2021'deki bir Minghui makalesi, "Falun Gong'un En Kötü Zulüm Gördüğü Yerlerde Coronavirüs Vakaları Arttı"da, zulmün şiddeti ile pandemiye bağlı ölümler arasında yüksek bir korelasyon olduğu keşfedildi. Makaleye göre: “Aynı çalışma aynı zamanda üç Kuzeydoğu eyaletinin (Heilongjiang, Liaoning, Jilin) yanı sıra Hebei, Shandong ve Sichuan'ın da en yüksek sayıda zulüm vakasıyla ilişkili olduğunu bildirdi. Minghui.org'un aldığı bilgiye göre, yalnızca Jilin Eyaletindeki en az 499 Falun Gong uygulayıcısı, son yirmi yılda inançlarına yönelik zulüm sonucu öldü. Korona virüs salgını sırasında Çin'in diğer yerleriyle karşılaştırıldığında en kötü duruma sahip olanlar bu iller oldu. Bu, masum Falun Gong uygulayıcılarına yönelik zulmün yaygınlaştığı her yerde, bir salgın veya başka talihsizlikler gibi korkunç sonuçların olabileceğine dair bir ipucudur."

Dong'un yukarıda bahsedilen cevabına dönecek olursak, Çin'deki trajediler ÇKP'nin vahşeti ile ilgili olabilir. Bu nedenle, yasadışı baskıya katılan veya ÇKP'yi körü körüne takip eden herkes tehlikede olabilir.

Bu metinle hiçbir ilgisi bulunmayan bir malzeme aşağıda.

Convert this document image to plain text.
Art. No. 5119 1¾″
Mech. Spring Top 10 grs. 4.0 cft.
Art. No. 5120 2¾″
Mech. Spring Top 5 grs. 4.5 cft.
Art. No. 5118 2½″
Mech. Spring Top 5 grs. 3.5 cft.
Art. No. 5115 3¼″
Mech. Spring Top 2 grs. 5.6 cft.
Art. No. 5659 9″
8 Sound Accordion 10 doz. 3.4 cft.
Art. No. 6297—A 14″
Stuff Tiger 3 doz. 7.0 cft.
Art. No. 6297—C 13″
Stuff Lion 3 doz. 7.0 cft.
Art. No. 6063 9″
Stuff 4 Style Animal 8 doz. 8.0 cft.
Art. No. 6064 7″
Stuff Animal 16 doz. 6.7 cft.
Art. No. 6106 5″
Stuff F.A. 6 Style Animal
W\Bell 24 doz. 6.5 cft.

Falun Dafa'nın kurucusu Bay Li Hongzhi, salgının ilk başladığı Mart 2020'de şöyle yazmıştı: 

“Fakat şu anda, “ÇKP Virüsü” (Wuhan Coronavirüsü) gibi bir salgın hastalık bir amaç için gelmiştir ve hedefleri vardır. Kötü partinin taraftarlarını ve kötü ÇKP ile beraber yol katedenleri yok etmek için gelmiştir.” (Mantıklılık) 

Aynı makalede Bay Li şunu da yazdı: “Kötü ÇKP’den uzak durun ve ona uymayın. Bunun sebebi onun arkasında yatan kırmızı şeytandır; onun davranışları ve hareketleri canicedir ve kötülükte sınır tanımaz. Tanrılar onun kökünü kurutmaya başladı ve ona uyanlar yok edilecekler.” “İnsanlar Tanrılara içtenlikle tövbe etmelidir: “Nerede yanlış yaptım? Umuyorum ki yolumu düzeltmem için bana bir şans daha verilebilir”—tek çözüm budur, tek derde deva olacak olan budur.” (Mantıklılık)

Devam eden zulme rağmen, Falun Gong uygulayıcıları son 24 yıldır insanlara uygulamanın insanlara nasıl fayda sağladığını, ÇKP'nin siyasi kampanyalarında insanlara nasıl zarar verdiğini ve ÇKP'yi reddederken erdeme değer vererek nasıl güvende kalabileceklerini anlatmak için çok çalıştılar. Daha fazla insanın doğru seçimi yapıp güvende kalmasını içtenlikle umuyoruz.